Inherited causes of exocrine pancreatic insufficiency in pediatric patients: clinical presentation and laboratory testing

Crit Rev Clin Lab Sci. 2023 Aug;60(5):366-381. doi: 10.1080/10408363.2023.2179968. Epub 2023 Mar 6.

Abstract

Pediatric patients with exocrine pancreatic insufficiency (EPI) have symptoms that include abdominal pain, weight loss or poor weight gain, malnutrition, and steatorrhea. This condition can be present at birth or develop during childhood for certain genetic disorders. Cystic fibrosis (CF) is the most prevalent disorder in which patients are screened for EPI; other disorders also are associated with pancreatic dysfunction, such as hereditary pancreatitis, Pearson syndrome, and Shwachman-Diamond syndrome. Understanding the clinical presentation and proposed pathophysiology of the pancreatic dysfunction of these disorders aids in diagnosis and treatment. Testing pancreatic function is challenging.
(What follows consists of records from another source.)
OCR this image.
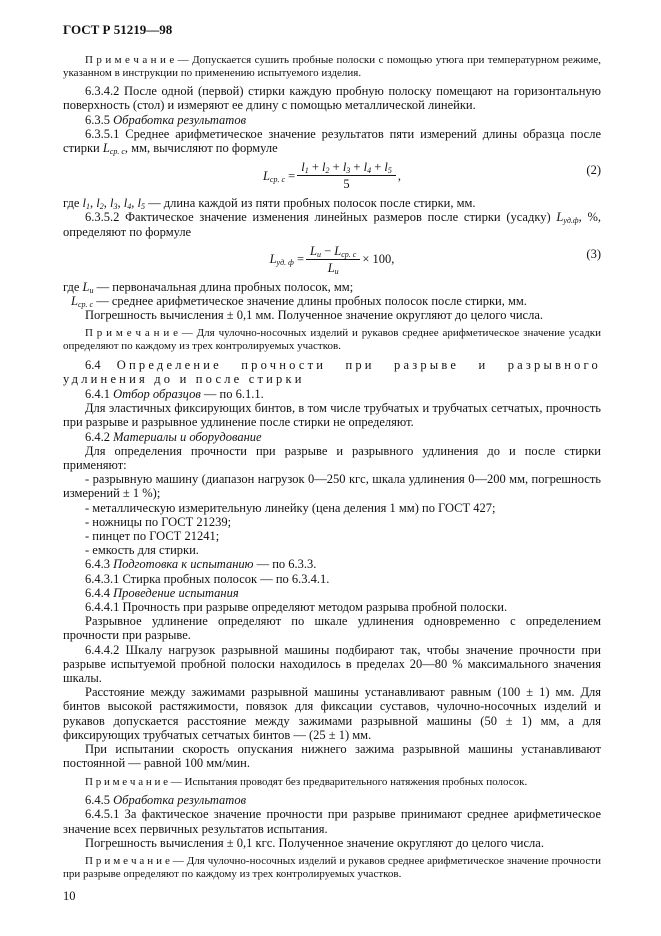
ГОСТ Р 51219—98

П р и м е ч а н и е — Допускается сушить пробные полоски с помощью утюга при температурном режиме, указанном в инструкции по применению испытуемого изделия.

6.3.4.2 После одной (первой) стирки каждую пробную полоску помещают на горизонтальную поверхность (стол) и измеряют ее длину с помощью металлической линейки.

6.3.5 Обработка результатов

6.3.5.1 Среднее арифметическое значение результатов пяти измерений длины образца после стирки $L_{ср. с}$, мм, вычисляют по формуле

$L_{ср. с} = \frac{l_1 + l_2 + l_3 + l_4 + l_5}{5}$ ,	(2)

где $l_1$, $l_2$, $l_3$, $l_4$, $l_5$ — длина каждой из пяти пробных полосок после стирки, мм.

6.3.5.2 Фактическое значение изменения линейных размеров после стирки (усадку) $L_{уд.ф}$, %, определяют по формуле

$L_{уд. ф} = \frac{L_и - L_{ср. с}}{L_и} \times 100$,	(3)

где $L_и$ — первоначальная длина пробных полосок, мм;

$L_{ср. с}$ — среднее арифметическое значение длины пробных полосок после стирки, мм.

Погрешность вычисления ± 0,1 мм. Полученное значение округляют до целого числа.

П р и м е ч а н и е — Для чулочно-носочных изделий и рукавов среднее арифметическое значение усадки определяют по каждому из трех контролируемых участков.

6.4 Определение прочности при разрыве и разрывного удлинения до и после стирки

6.4.1 Отбор образцов — по 6.1.1.

Для эластичных фиксирующих бинтов, в том числе трубчатых и трубчатых сетчатых, прочность при разрыве и разрывное удлинение после стирки не определяют.

6.4.2 Материалы и оборудование

Для определения прочности при разрыве и разрывного удлинения до и после стирки применяют:

- разрывную машину (диапазон нагрузок 0—250 кгс, шкала удлинения 0—200 мм, погрешность измерений ± 1 %);

- металлическую измерительную линейку (цена деления 1 мм) по ГОСТ 427;

- ножницы по ГОСТ 21239;

- пинцет по ГОСТ 21241;

- емкость для стирки.

6.4.3 Подготовка к испытанию — по 6.3.3.

6.4.3.1 Стирка пробных полосок — по 6.3.4.1.

6.4.4 Проведение испытания

6.4.4.1 Прочность при разрыве определяют методом разрыва пробной полоски.

Разрывное удлинение определяют по шкале удлинения одновременно с определением прочности при разрыве.

6.4.4.2 Шкалу нагрузок разрывной машины подбирают так, чтобы значение прочности при разрыве испытуемой пробной полоски находилось в пределах 20—80 % максимального значения шкалы.

Расстояние между зажимами разрывной машины устанавливают равным (100 ± 1) мм. Для бинтов высокой растяжимости, повязок для фиксации суставов, чулочно-носочных изделий и рукавов допускается расстояние между зажимами разрывной машины (50 ± 1) мм, а для фиксирующих трубчатых сетчатых бинтов — (25 ± 1) мм.

При испытании скорость опускания нижнего зажима разрывной машины устанавливают постоянной — равной 100 мм/мин.

П р и м е ч а н и е — Испытания проводят без предварительного натяжения пробных полосок.

6.4.5 Обработка результатов

6.4.5.1 За фактическое значение прочности при разрыве принимают среднее арифметическое значение всех первичных результатов испытания.

Погрешность вычисления ± 0,1 кгс. Полученное значение округляют до целого числа.

П р и м е ч а н и е — Для чулочно-носочных изделий и рукавов среднее арифметическое значение прочности при разрыве определяют по каждому из трех контролируемых участков.

10
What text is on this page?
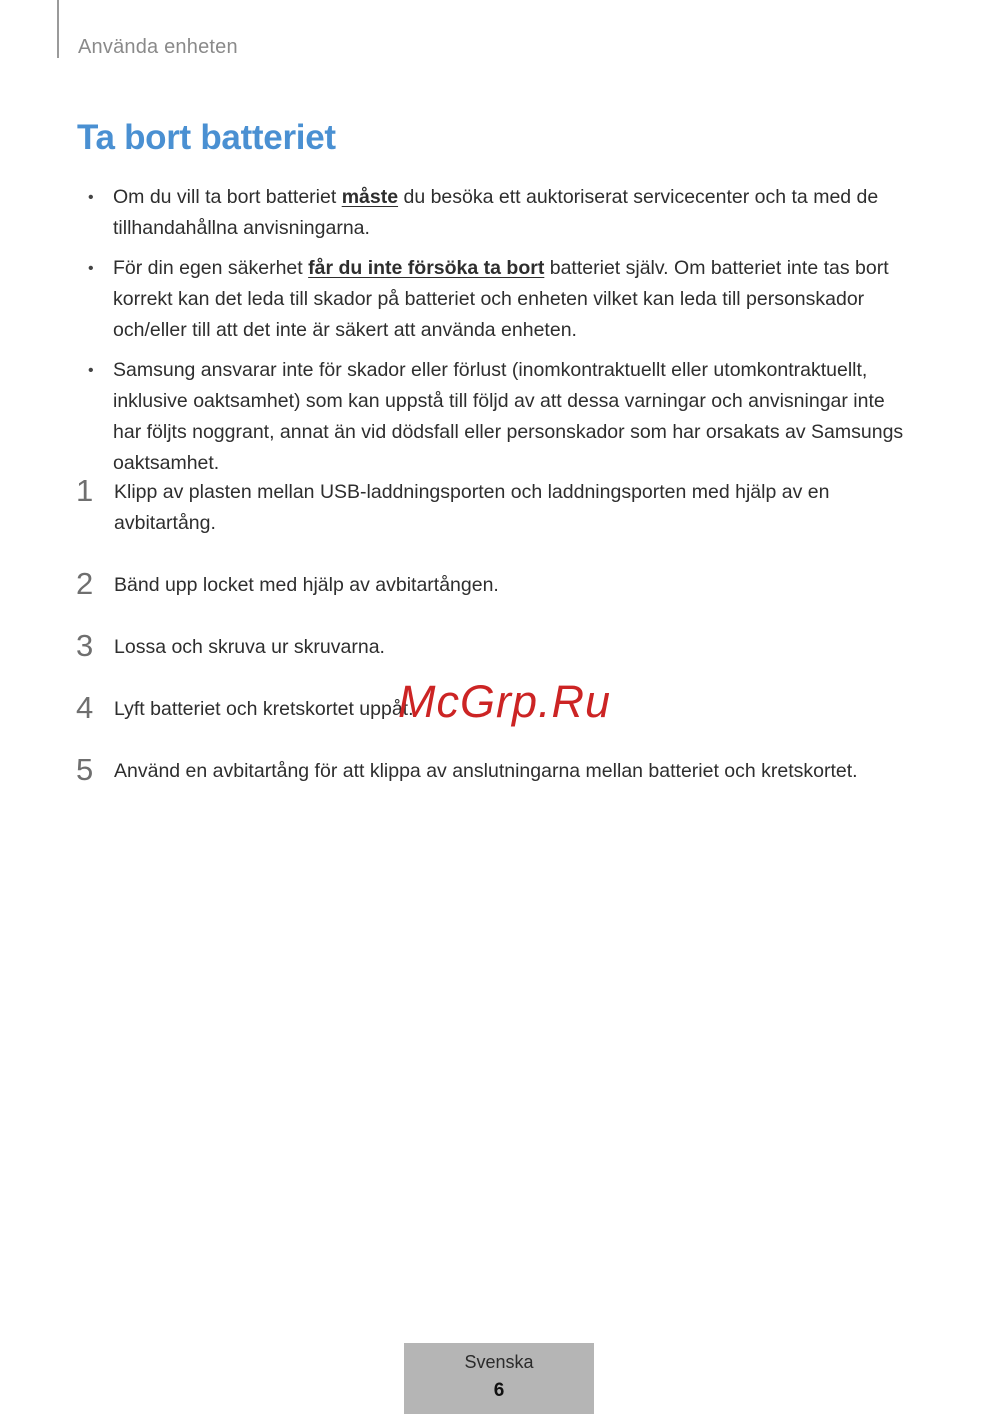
Använda enheten
Ta bort batteriet
• Om du vill ta bort batteriet måste du besöka ett auktoriserat servicecenter och ta med de tillhandahållna anvisningarna.
• För din egen säkerhet får du inte försöka ta bort batteriet själv. Om batteriet inte tas bort korrekt kan det leda till skador på batteriet och enheten vilket kan leda till personskador och/eller till att det inte är säkert att använda enheten.
• Samsung ansvarar inte för skador eller förlust (inomkontraktuellt eller utomkontraktuellt, inklusive oaktsamhet) som kan uppstå till följd av att dessa varningar och anvisningar inte har följts noggrant, annat än vid dödsfall eller personskador som har orsakats av Samsungs oaktsamhet.
1	Klipp av plasten mellan USB-laddningsporten och laddningsporten med hjälp av en avbitartång.
2	Bänd upp locket med hjälp av avbitartången.
3	Lossa och skruva ur skruvarna.
4	Lyft batteriet och kretskortet uppåt.
5	Använd en avbitartång för att klippa av anslutningarna mellan batteriet och kretskortet.
McGrp.Ru
Svenska
6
Directly testing aspirates produced from the pancreas after stimulation is considered the gold standard, but the procedures are not standardized or widely available. Instead, indirect tests are often used in diagnosis and monitoring. Although indirect tests are more widely available and easier to perform, they have inherent limitations due to a lack of sensitivity and/or specificity for EPI.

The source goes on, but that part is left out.